36104b0446f86f380ee66827_pa1393c.jpg Paul Lachine

Keynes and Social Democracy Today

John Maynard Keynes' main contribution to social democracy lies not in the specifics of policy, but in his insistence that the state as ultimate protector of the public good has a duty to supplement and regulate market forces. Today, that means stopping financial markets from behaving badly.

LONDON – For decades, Keynesianism was associated with social democratic big-government policies. But John Maynard Keynes’s relationship with social democracy is complex. Although he was an architect of core components of social democratic policy – particularly its emphasis on maintaining full employment – he did not subscribe to other key social democratic objectives, such as public ownership or massive expansion of the welfare state.

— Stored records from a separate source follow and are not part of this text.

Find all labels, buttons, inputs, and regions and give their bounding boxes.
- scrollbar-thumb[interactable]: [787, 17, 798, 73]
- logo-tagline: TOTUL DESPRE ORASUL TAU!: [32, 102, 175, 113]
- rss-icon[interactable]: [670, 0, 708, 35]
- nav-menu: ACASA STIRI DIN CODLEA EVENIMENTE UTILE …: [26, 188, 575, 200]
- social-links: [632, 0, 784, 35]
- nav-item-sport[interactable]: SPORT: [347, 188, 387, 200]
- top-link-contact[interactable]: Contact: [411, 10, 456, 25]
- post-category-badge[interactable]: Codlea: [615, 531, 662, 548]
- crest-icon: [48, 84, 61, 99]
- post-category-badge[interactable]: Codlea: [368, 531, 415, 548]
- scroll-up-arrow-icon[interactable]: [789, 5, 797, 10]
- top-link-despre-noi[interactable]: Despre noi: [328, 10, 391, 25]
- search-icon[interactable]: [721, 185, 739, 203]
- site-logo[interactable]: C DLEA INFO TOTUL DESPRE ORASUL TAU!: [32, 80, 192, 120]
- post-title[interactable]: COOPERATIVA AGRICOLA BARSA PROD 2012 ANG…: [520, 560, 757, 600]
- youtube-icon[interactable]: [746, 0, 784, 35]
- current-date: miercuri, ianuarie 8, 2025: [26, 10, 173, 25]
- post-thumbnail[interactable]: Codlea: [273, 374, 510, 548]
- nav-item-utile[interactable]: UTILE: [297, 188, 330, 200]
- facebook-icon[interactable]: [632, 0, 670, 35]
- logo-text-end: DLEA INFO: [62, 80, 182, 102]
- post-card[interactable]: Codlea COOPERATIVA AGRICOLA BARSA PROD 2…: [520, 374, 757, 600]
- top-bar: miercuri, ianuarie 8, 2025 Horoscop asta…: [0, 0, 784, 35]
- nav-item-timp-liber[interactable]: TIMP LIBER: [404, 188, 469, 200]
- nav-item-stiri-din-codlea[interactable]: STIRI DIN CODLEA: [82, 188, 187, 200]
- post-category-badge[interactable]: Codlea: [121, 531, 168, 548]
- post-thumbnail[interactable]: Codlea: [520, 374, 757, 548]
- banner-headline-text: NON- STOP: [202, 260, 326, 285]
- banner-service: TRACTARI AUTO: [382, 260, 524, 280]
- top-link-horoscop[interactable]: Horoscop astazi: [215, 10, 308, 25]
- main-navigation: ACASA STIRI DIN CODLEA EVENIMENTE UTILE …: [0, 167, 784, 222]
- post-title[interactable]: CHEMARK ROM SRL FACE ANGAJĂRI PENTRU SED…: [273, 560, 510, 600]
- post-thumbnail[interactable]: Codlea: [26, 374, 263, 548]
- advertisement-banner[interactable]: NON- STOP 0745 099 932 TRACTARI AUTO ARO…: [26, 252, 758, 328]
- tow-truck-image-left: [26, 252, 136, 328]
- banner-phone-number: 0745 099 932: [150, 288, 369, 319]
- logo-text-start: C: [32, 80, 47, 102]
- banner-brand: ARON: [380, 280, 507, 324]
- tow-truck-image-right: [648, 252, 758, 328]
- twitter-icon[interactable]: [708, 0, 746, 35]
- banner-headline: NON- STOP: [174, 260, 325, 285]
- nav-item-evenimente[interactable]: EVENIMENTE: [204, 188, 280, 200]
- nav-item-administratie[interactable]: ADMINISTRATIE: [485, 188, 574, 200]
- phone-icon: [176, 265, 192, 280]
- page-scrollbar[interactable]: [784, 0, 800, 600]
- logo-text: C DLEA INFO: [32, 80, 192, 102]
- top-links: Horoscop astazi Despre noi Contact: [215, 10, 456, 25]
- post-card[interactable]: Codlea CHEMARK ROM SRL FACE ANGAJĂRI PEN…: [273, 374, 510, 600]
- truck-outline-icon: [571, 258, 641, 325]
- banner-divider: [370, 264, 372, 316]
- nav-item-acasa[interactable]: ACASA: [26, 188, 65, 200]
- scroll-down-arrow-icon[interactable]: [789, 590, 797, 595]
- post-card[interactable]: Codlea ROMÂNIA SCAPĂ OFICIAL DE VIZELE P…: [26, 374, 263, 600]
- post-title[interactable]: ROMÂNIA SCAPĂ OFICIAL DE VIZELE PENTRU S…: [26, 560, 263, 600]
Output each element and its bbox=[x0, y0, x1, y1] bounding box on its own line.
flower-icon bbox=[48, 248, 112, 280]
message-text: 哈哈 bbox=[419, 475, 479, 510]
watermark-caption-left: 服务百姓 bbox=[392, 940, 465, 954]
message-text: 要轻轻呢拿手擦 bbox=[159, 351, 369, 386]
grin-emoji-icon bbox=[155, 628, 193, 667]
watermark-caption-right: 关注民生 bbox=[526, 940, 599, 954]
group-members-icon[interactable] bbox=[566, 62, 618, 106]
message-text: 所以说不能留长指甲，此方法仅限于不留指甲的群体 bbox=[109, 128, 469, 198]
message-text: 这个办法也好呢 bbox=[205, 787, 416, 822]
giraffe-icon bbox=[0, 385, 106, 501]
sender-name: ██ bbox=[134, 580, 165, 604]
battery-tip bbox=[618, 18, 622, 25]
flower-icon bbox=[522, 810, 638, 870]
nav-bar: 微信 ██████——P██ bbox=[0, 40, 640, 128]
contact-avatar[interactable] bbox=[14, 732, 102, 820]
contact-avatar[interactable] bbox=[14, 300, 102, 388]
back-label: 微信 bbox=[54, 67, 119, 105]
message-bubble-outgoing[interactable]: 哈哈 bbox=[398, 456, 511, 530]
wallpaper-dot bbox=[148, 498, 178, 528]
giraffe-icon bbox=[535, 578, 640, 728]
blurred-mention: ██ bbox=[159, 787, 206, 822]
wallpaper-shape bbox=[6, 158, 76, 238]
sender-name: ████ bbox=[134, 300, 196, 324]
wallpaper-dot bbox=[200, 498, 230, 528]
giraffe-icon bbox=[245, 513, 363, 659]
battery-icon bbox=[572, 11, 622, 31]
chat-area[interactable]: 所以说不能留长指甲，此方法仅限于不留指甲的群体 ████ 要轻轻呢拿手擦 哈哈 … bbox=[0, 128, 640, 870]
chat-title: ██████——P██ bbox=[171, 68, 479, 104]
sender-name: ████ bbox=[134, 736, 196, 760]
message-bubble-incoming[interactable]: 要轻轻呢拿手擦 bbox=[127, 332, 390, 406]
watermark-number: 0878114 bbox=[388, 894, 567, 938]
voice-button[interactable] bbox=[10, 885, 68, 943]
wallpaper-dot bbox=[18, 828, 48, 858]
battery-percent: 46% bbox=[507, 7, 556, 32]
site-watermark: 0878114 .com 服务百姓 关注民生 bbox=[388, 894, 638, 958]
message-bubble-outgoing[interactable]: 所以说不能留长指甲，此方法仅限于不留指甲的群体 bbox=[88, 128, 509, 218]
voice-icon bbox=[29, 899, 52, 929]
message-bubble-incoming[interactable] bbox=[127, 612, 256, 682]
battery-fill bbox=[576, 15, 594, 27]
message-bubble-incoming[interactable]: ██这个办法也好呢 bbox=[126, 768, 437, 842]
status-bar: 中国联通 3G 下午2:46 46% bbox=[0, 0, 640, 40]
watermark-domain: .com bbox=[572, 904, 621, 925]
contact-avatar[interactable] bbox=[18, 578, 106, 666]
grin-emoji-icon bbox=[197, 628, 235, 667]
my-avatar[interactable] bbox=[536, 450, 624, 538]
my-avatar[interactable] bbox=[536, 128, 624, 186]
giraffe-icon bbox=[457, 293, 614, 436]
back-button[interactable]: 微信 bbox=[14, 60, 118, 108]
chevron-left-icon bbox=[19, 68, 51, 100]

In The General Theory of Employment, Interest and Money, Keynes ends by summarizing the strengths and weaknesses of the capitalist system. On one hand, capitalism offers the best safeguard of individual freedom, choice, and entrepreneurial initiative. On the other hand, unregulated markets fail to achieve two central goals of any civilized society: “The outstanding faults of the economic society in which we live are its failure to provide for full employment and its arbitrary and inequitable distribution of wealth and incomes.” This suggested an active role for government, which dovetailed with important strands of left-wing thought.

Until The General Theory was published in 1936, social democrats did not know how to go about achieving full employment. Their policies were directed at depriving capitalists of the ownership of the means of production. How this was to produce full employment was never worked out.